Wednesday, September 17, 2008

The Woman-Protective Strategy as a Campaign of Misinformation

Guest Blogger

[For The Conference on The Future of Sexual And Reproductive Rights]

Nada L Stotland, MD, MPH

The latest abortion-related decision of the United States Supreme Court concerns a rarely used procedure used to terminate a late-term pregnancy when the fetus has a condition incompatible with life outside the uterus, using the method safest for the pregnant woman and most likely to leave her safely able to have more children. The decision includes this statement: “While we find no reliable data to measure the phenomenon, it seems unexceptionable to conclude some women come to regret their choice to abort the infant life they once created and sustained….Severe depression and loss of esteem can follow.” [550 U.S., pp 28-29, 2007] This statement, now enshrined in the decision of the highest court in the land, is but one, if a very important one, manifestation of the success of a calculated and concerted campaign of misinformation. It demonstrates the impact of carefully chosen prejudicial language that has become standard American parlance: ‘partial birth abortion,’ ‘pro-life.’ Assertions that abortion raises the risk of breast cancer or infertility, while they still surface, have been successfully discredited. Anti-abortion activists have devised a new strategy. Since the arguments of the pro-choice movement have centered on women’s rights, the anti-choice movement has adopted the argument that abortion causes psychiatric damage to women.

This is a calculated strategy. The production of a body of published literature purporting to demonstrate that abortion causes psychiatric damage has been largely orchestrated by David Reardon, PhD. The PhD was obtained from an institution designated by the United States Government Accountability Office as a “diploma mill”. To quote Reardon: “post-abortion healing …a great evangelization opportunity for the Church,” and “opposing abortion because it harms women…is a neglected rhetorical strategy,” and “Because abortion is evil, we can expect, and even know, that it will harm those who participate in it.” [Ethics and Medicine, vol.18, pp22-32, summer 2002] This body of literature, some of which has made its way into otherwise reputable journals, is rife with serious methodological errors. Nearly all of these studies fail to compare the outcome of abortion with the only other option for a woman with an unwanted pregnancy: having to carry the pregnancy to term. These studies fail to correct for the woman’s circumstances and pre-abortion state of mental health. They also confuse feelings(sadness) or judgments (regret) with psychiatric illness(clinical depression).

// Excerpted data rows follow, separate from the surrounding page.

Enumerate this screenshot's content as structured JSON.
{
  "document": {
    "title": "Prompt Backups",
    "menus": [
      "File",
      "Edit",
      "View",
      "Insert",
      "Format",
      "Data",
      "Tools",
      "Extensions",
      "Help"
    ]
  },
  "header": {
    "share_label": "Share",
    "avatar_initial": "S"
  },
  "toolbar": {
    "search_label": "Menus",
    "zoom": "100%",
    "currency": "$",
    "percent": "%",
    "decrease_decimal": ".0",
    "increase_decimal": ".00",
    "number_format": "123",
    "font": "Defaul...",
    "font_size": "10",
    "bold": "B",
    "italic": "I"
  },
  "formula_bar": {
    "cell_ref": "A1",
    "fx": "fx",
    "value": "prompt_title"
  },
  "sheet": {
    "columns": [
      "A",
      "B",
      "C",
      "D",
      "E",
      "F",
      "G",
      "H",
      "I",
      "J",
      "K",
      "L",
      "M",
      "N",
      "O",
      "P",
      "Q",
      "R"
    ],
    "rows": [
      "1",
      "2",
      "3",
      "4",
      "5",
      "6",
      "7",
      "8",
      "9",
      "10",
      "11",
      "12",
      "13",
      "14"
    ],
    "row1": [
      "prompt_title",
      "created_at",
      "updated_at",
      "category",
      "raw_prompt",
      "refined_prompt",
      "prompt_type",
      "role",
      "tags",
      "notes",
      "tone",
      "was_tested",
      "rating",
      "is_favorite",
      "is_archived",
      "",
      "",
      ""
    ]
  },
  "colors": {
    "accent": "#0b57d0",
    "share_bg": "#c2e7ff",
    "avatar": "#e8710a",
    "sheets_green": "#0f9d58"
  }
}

This strategy has succeeded in convincing much of the American public that abortion poses a psychiatric risk and has been the basis for judicial decisions and the adoption of laws requiring that physicians who perform abortions tell their patients not only that abortion ends the life of a complete, separate, human being, but also that abortion puts them at risk of suicide, substance abuse, difficulty relating to subsequent children, and other dire consequences. This unjustified warning itself increases the risk of psychiatric complications. The penalties for non-compliance are severe.

Non-biased studies reveal that the incidence of psychiatric illness after childbirth is orders of magnitude greater than after abortion. Women react to abortion with a wide range of feelings, the most common of which is relief. These feelings, and judgments about the decision, can coexist and often change over time. There is no evidence that adolescents are not capable of making decisions about pregnancy or that they experience worse psychiatric outcomes than adults or than adolescents who carry to term. It is crucial that the American public, legislators who make laws, and the judges called upon to decide about the constitutionality of laws, limiting access to abortion have accurate information and use that information in making their decisions.